- Artist: Guido Brink
- Year: 1992
- Dimensions: 370 cm × 370 cm × 240 cm (144 in × 144 in × 96 in)
- Location: Milwaukee; 43°4′32″N 87°53′4″W﻿ / ﻿43.07556°N 87.88444°W;

= Happy-Go-Luckies of Nature and Technology =

Public artwork by Guido Brink

Happy-Go-Luckies of Nature and Technology is a public artwork by German artist Guido Brink located on the University of Wisconsin-Milwaukee campus, which is near Milwaukee, Wisconsin, United States. The sculpture is a steel structure that is painted red. It was dedicated at UWM's Lapham Hall on October 23, 1992.

==Description==
Happy-Go-Luckies of Nature and Technology is a red kinetic sculpture consisting of three legs that become four abstracted heads resting on open arms. There is a propeller with three blades at the center of the sculpture. "Abstracted humanoid forms have geometric cut shapes around perimeter and geometric-shaped negative spaces. Head forms have three disks and one arrow mounted on stainless steel rods."

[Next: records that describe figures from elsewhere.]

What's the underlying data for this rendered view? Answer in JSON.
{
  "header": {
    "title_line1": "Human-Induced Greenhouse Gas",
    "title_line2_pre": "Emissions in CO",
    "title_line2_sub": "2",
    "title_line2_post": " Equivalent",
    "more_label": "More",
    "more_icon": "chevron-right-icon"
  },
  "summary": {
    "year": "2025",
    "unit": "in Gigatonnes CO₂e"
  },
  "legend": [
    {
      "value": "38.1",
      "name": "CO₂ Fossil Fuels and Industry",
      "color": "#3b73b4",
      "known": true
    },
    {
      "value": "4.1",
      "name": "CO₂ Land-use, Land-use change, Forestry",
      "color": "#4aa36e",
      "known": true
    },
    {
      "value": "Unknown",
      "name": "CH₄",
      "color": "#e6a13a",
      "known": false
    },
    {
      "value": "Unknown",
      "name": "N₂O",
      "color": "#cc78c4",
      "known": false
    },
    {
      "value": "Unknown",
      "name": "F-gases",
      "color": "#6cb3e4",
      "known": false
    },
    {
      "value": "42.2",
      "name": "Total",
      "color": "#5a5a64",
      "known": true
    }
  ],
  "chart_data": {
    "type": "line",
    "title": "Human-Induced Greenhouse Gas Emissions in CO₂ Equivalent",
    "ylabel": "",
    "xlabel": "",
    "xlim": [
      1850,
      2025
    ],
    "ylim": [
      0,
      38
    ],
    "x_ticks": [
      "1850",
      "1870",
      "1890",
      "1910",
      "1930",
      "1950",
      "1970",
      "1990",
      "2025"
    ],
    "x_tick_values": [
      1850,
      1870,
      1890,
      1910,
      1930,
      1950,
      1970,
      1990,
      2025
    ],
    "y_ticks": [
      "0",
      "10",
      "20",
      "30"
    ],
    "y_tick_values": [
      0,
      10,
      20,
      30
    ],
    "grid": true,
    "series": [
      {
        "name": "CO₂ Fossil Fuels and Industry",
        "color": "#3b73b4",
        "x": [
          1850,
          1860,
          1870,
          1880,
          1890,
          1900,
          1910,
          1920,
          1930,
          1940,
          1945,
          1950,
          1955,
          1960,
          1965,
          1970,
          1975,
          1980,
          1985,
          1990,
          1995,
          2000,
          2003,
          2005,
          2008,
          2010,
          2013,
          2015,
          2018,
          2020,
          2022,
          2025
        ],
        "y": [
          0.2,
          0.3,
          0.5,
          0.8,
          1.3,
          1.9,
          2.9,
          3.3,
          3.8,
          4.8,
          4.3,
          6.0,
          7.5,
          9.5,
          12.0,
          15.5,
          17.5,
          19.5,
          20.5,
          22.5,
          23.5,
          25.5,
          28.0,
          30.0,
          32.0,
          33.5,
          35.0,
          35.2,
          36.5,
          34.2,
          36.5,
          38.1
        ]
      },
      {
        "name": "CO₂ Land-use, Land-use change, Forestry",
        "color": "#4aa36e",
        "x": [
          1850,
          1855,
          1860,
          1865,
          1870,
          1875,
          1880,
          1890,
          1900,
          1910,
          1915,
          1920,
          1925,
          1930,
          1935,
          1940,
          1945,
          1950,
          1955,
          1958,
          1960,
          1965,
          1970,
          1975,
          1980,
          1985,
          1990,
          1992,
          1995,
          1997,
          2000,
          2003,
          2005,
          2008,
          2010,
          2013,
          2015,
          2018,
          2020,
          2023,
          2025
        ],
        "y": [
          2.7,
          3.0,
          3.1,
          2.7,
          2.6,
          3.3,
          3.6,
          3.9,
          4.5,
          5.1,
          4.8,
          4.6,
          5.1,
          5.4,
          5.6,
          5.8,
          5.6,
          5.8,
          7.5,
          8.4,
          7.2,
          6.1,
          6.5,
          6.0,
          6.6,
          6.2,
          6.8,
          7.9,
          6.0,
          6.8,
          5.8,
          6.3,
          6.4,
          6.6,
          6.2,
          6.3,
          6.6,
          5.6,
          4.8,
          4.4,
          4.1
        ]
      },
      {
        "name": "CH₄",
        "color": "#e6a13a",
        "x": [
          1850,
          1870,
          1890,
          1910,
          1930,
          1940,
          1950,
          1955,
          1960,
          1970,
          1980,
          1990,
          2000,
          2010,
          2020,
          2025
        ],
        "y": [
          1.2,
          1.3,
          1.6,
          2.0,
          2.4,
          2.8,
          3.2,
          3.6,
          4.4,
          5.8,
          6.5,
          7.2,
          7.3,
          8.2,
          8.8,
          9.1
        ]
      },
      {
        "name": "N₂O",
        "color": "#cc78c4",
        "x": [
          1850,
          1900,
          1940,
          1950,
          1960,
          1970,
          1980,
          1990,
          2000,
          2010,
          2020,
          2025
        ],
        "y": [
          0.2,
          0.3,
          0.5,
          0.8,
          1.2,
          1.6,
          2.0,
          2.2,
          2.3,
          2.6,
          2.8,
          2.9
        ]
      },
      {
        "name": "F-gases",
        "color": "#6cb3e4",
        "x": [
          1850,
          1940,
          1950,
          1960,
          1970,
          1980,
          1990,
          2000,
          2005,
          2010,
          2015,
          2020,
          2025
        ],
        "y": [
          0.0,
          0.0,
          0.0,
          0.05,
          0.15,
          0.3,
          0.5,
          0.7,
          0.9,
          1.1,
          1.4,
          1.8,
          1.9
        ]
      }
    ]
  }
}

==Historical information==
The sculpture was funded by the Wisconsin Percent for Art program as part of Lapham Hall's new addition. It was commissioned by the University of Wisconsin-Milwaukee. Happy-Go-Luckies of Nature and Technology was installed by the artist on the south side of Lapham Hall and dedicated in October 1992.

==Artist==
Guido Brink was born in Düsseldorf, Germany in 1913. He came to New York as a teenager with the purpose of working at A.L. Brink Studios, his uncle's stained glass studio. The artist returned to Germany after three years in the United States, and attended the State Academy of Fine Arts in Düsseldorf where he studied under Maximillian Clarenbach. "Brink vividly recalls his experience as a young art student compelled by Hitler, along with other art students, to view the famous 1937 exhibition of Degenerate Art, organized at the former Munich Architectural Institute. Contrary to Hitler's intentions, the young artists were excited by the so-called degenerate art and would in time develop new directions in their own work inspired by the modern art of the condemned artists." He was drafted by the German Army upon graduation and sent to Russia, where he fought on the front. The artist moved to New York City with his wife Ello in 1952. "The couple came to Milwaukee in 1953 for Brink to work as a stained glass window artist for the Conrad Schmitt Studios. They settled in Milwaukee where Ello worked as architectural critic for The Milwaukee Journal; in 1953 Guido became a faculty member at the Layton School of Art where he remained until its closing in 1974." Brink began his career as a painter, yet was intrigued by three-dimensional works. He thus turned to Milwaukee's craftspeople to translate his paintings into sculpture. For more than twenty years Brink was an artists in residence at Super Steel Products Corporation where he produced his humanoid sculptures. "These flat, angular profiles positioned in poetic angles are free-standing works, mostly in brightly painted metal. Sometimes referred to as "Techno-Spirits," these sculptures are the artist's signature works." Happy-Go-Luckies of Nature and Technology falls into this category.